Vielleicht hats mich einfach verwirrt, dass man sie in der einen Szene
als die erwachsene Frau sieht, die sie eigentlich wäre

Ich fand den Film einfach kacke

In welcher Szene soll man sie denn als Erwachsene sehen??
 
Im Endeffekt sind eh die meisten Filme nicht sehr originell, egal, ob sie nun aus den USA, Europa oder Asien kommen. Der Rest ist dann wohl Geschmackssache. Ich bin ein klarer Verfechter von Hollywood, sehe aber auch sehr gerne den französischen und spanischen Film als auch chinesisches Kino.
Niemand, der auch nur einen Funken Ahnung hat, wird behaupten, dass in Hollywood oder eben Europa nur Müll produziert.

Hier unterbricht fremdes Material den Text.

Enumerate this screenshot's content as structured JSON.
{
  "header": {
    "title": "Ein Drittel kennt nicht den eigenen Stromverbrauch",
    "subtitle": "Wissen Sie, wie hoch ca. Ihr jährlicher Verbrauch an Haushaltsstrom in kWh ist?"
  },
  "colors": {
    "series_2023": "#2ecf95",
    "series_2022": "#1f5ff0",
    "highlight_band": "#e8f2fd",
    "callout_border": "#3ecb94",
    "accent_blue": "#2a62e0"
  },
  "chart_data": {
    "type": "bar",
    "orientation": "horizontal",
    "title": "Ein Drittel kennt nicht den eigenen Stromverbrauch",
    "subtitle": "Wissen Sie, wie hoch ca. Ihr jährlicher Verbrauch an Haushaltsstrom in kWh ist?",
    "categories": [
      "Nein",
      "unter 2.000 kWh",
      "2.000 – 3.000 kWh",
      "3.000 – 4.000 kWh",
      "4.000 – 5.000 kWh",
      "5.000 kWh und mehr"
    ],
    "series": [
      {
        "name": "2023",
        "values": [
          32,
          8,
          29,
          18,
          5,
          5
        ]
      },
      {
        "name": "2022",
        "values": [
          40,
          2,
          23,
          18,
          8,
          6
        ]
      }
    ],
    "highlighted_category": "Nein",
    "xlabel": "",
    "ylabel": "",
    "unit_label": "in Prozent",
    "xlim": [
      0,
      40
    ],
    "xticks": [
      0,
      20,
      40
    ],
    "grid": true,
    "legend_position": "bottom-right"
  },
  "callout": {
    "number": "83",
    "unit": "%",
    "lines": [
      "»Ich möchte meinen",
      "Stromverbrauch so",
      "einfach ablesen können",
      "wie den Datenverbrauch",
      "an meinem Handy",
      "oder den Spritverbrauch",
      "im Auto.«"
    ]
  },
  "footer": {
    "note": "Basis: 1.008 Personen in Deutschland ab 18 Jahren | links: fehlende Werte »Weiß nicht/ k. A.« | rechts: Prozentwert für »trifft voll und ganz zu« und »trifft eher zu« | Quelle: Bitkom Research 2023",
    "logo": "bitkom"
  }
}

Let Me In war nicht schlecht. Das Original habe ich nicht gesehen. Die Handlung war sehr Hollywooduntypisch. Der Film hat ähnlich wie (und ich nenne hier bewusst Hollywoodfilme d: ) Clockwork Orange oder zuletzt Black Swan eine sehr unangenehme Natur. Alle Charaktere sind innerlich zutiefst verletzt und zerrissen bzw. psychisch gestört. Gerade der junge Hauptdarsteller erlaubt keinerlei Identifikation. Er ist häßlich, quengelig, extrem introvertiert und stark leidend. Normalerweise stellt man so einen Charakter mit einem Peter Parker dar, aber dieser Junge ist irgendwie erschreckend realistisch und wirklich unsympathisch. Wenn der Junge sein Taschenmesser zückt und vor sich hinflüstert "Na, du kleines Mädchen. Bist du ein kleines Mädchen?" und dabei einen Baum massakriert, will man eigentlich nur noch den Fernseher ausschalten. Der Film lebt von diesen Szenen und dem triebhaften Hass. Hier gibt es keine Helden. Nur zwei kranke Freaks, die in ihrem Leid die Welt ausknipsen wollen und noch mehr verletzte Charaktere, die ihren Frust an den Freaks auslassen. Die leicht schillernden Figuren (eigentlich nur der Cop, wenn überhaupt) rücken stark in den Hintergrund und gehen in dieser trostlosen Welt unter.
Der Film ist auch genau deswegen gut. Er ist von Anfang bis Ende konsequent. Ich bin aber kein Fan von solchen Filmen.
 
Die Handlung ist ja auch nicht von Hollywood erdacht sondern von nem...Finnen? Schweden? Norweger? Sie passt im Grunde überhaupt nicht in einen Film, der aus Hollywoodschen Gefilden kommt, das macht ihn so seltsam für einige, aber ich bin echt dankbar, daß sie sich so nah an´s Original gehalten haben, wenn Spunkie (der hier so gut wie nicht mehr auftaucht glaub ich :D) auch zurecht angemerkt hat, daß für die amerikanische Zuschauerschaft etwas mehr Effekte und Gore eingebaut wurden, die im Original nicht da sind.

@Ruby
Sicher, daß du dich da nicht verguckt hast? Ich hab keine Szene gesehen, wo sie anders aussieht, sie klingt nur 2 mal anders
 
Um hier mal für noch mehr Verwirrung zu sorgen, werfe ich mal folgendes zu "So finster die Nacht" in die Runde:
Wenn ich das richtig in Erinnerung habe, ist Eli eigentlich ein Junge, den man entmannt hat. :D Allerdings gibt es nur ein mickrig kurze Einstellung, in der die Narbe im Schritt gezeigt wird.

Bin unsicher, in wie weit das im Remake aufgegriffen wurde.